Women’s Track and Field: World-Class
NCAA-champion Ratcliffe ’17’s collegiate career takes a few final spins
n the summer of 2015, Julia Ratcliffe ’17 embarked on a carefully planned sabbatical year. Ratcliffe competes in the hammer throw — track and field’s medieval throwing event that requires a spinning technique to hurl a 4-kilogram (8.8-pound) ball-and-chain contraption out onto a triangular pitch — and was seeking to improve her personal best of 70.28 meters (230 feet, 7 inches) by about two feet to achieve the Olympic qualifying mark of 71 meters.
“Given the academic pressures of Princeton, I didn’t think I would achieve my goal if I combined my senior year with concentrated training. I wanted to give myself the best opportunity to qualify for Rio,” she explains.
In preparation, her father — and de facto coach — constructed a hammer facility at their home in the New Zealand countryside. “Occasionally I would throw a rogue hammer and it would go into the neighbor’s property or would take out a new bush that Mom had just planted,” Ratcliffe says, laughing. “We tried to keep those rogue hammers quiet, but I almost hit a cow and some sheep.”
After undistracted preparation, Ratcliffe went after the elusive 71-meter mark. A gigantic throw in London improved her personal best to 70.75 meters, but she came up just 10 inches short of the Olympic qualifying standard.
“I put a lot of pressure on myself early to throw far even though I still lacked the training to do that,” Ratcliffe says. “By the end of June [2016], I was finally making some difficult, technical breakthroughs. But I think it just came too little, too late to be able to put it together in a competition.”
Ratcliffe already was quite accomplished in the hammer throw when she first arrived at Princeton as a 19-year-old. The New Zealand national record-holder in the hammer, she had just finished fourth in the World Junior Athletics Championships. Coaches anticipated more great performances at Princeton and Ratcliffe delivered, becoming the first woman in team history to win an NCAA track and field title in 2014.
Ratcliffe — who holds both the Princeton and Ivy League records in the hammer and the school record in the indoor 20-pound weight throw — has a glittering, yet-to-be completed collegiate résumé that includes six Ivy Heps titles (four in the hammer, an unprecedented feat).
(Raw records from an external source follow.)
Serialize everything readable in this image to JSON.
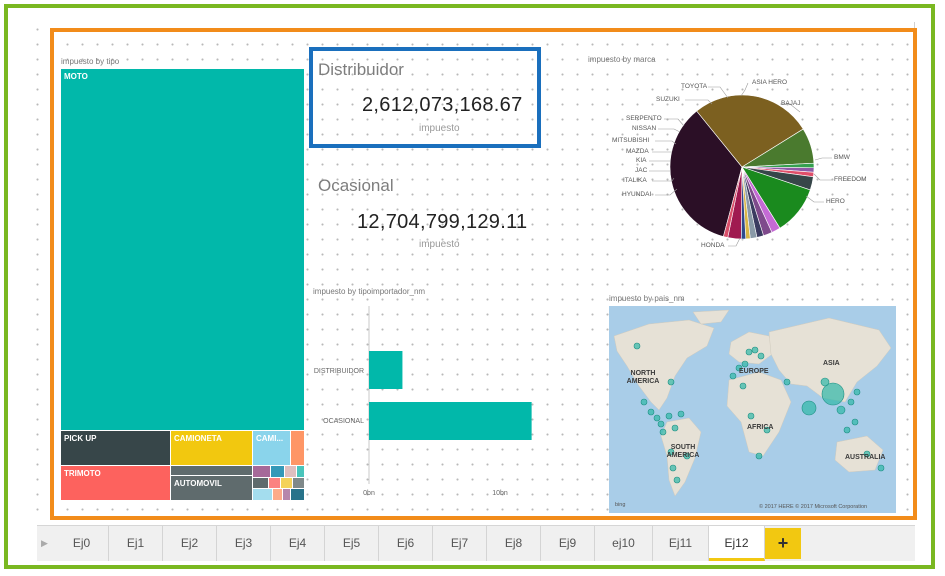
{
  "treemap": {
    "title": "impuesto by tipo",
    "tiles": [
      {
        "label": "MOTO",
        "color": "#01b8aa"
      },
      {
        "label": "PICK UP",
        "color": "#374649"
      },
      {
        "label": "CAMIONETA",
        "color": "#f2c80f"
      },
      {
        "label": "CAMI...",
        "color": "#8ad4eb"
      },
      {
        "label": "TRIMOTO",
        "color": "#fd625e"
      },
      {
        "label": "AUTOMOVIL",
        "color": "#5f6b6d"
      }
    ]
  },
  "cards": [
    {
      "title": "Distribuidor",
      "value": "2,612,073,168.67",
      "label": "impuesto"
    },
    {
      "title": "Ocasional",
      "value": "12,704,799,129.11",
      "label": "impuesto"
    }
  ],
  "pie": {
    "title": "impuesto by marca",
    "labels": [
      "TOYOTA",
      "ASIA HERO",
      "SUZUKI",
      "BAJAJ",
      "SERPENTO",
      "NISSAN",
      "MITSUBISHI",
      "MAZDA",
      "KIA",
      "BMW",
      "JAC",
      "ITALIKA",
      "FREEDOM",
      "HYUNDAI",
      "HERO",
      "HONDA"
    ]
  },
  "bar": {
    "title": "impuesto by tipoimportador_nm",
    "categories": [
      "DISTRIBUIDOR",
      "OCASIONAL"
    ],
    "ticks": [
      "0bn",
      "10bn"
    ]
  },
  "map": {
    "title": "impuesto by pais_nm",
    "labels": [
      "NORTH AMERICA",
      "EUROPE",
      "ASIA",
      "AFRICA",
      "SOUTH AMERICA",
      "AUSTRALIA"
    ],
    "bing": "bing",
    "copyright": "© 2017 HERE   © 2017 Microsoft Corporation"
  },
  "chart_data": [
    {
      "type": "bar",
      "title": "impuesto by tipoimportador_nm",
      "categories": [
        "DISTRIBUIDOR",
        "OCASIONAL"
      ],
      "values": [
        2.612073168,
        12.704799129
      ],
      "xlabel": "",
      "ylabel": "",
      "xlim": [
        0,
        14
      ]
    },
    {
      "type": "pie",
      "title": "impuesto by marca",
      "categories": [
        "HONDA",
        "BAJAJ",
        "FREEDOM",
        "HERO",
        "BMW",
        "ASIA HERO",
        "TOYOTA",
        "SUZUKI",
        "SERPENTO",
        "NISSAN",
        "MITSUBISHI",
        "MAZDA",
        "KIA",
        "JAC",
        "ITALIKA",
        "HYUNDAI"
      ],
      "values": [
        35,
        27,
        8,
        1,
        1,
        1,
        3,
        11,
        2,
        2,
        1.5,
        1.5,
        1,
        1,
        3,
        1
      ],
      "colors": [
        "#2b0f26",
        "#7c6020",
        "#4a7a2e",
        "#35a04f",
        "#8e5aa7",
        "#e04f6a",
        "#374649",
        "#1a8a1e",
        "#c46ad4",
        "#7f4a8c",
        "#3b3b60",
        "#8a9aa8",
        "#d9b646",
        "#2e4a8c",
        "#a01a50",
        "#d94f6a"
      ]
    }
  ],
  "tabs": [
    "Ej0",
    "Ej1",
    "Ej2",
    "Ej3",
    "Ej4",
    "Ej5",
    "Ej6",
    "Ej7",
    "Ej8",
    "Ej9",
    "ej10",
    "Ej11",
    "Ej12"
  ],
  "active_tab": "Ej12",
  "add_tab_label": "+",
  "colors": {
    "accent_green": "#7ab821",
    "accent_orange": "#f28c1a",
    "accent_blue": "#1a6fbd",
    "teal": "#01b8aa"
  }
}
In the NCAA hammer finals, she finished 11th as a freshman, won the event as a sophomore, and was the runner-up as a junior after DeAnna Price, a 2016 Olympian, uncorked an NCAA-meet-record throw.
After just missing an Olympic berth last summer, the rising senior returned to campus knowing her classmates had graduated; Princeton’s longtime women’s track and field coach, Peter Farrell, had retired; and she faced writing her senior thesis. But “coming back was like coming home, and I made a bunch of new friends here,” she says. “The people here made it so easy just to slip back into Princeton.”
In the winter, Ratcliffe once again won the weight throw at the Heps indoor championships. Her top early-season hammer throw of 68.05 meters was easily the Ivy’s best and No. 2 on this season’s NCAA leaderboard. Eyeing June’s NCAA Championships, Ratcliffe has a chance to become the first woman in school history to be a four-time national finalist in the same event.
Ratcliffe also aims to fulfill her quest to throw 71 meters — a mark that would qualify her for August’s IAAF World Championships in London. “I think [qualifying] would raise my excitement because I’ve been chasing it for so long,” she says, adding with characteristic understatement, “It would put a smile on my face.”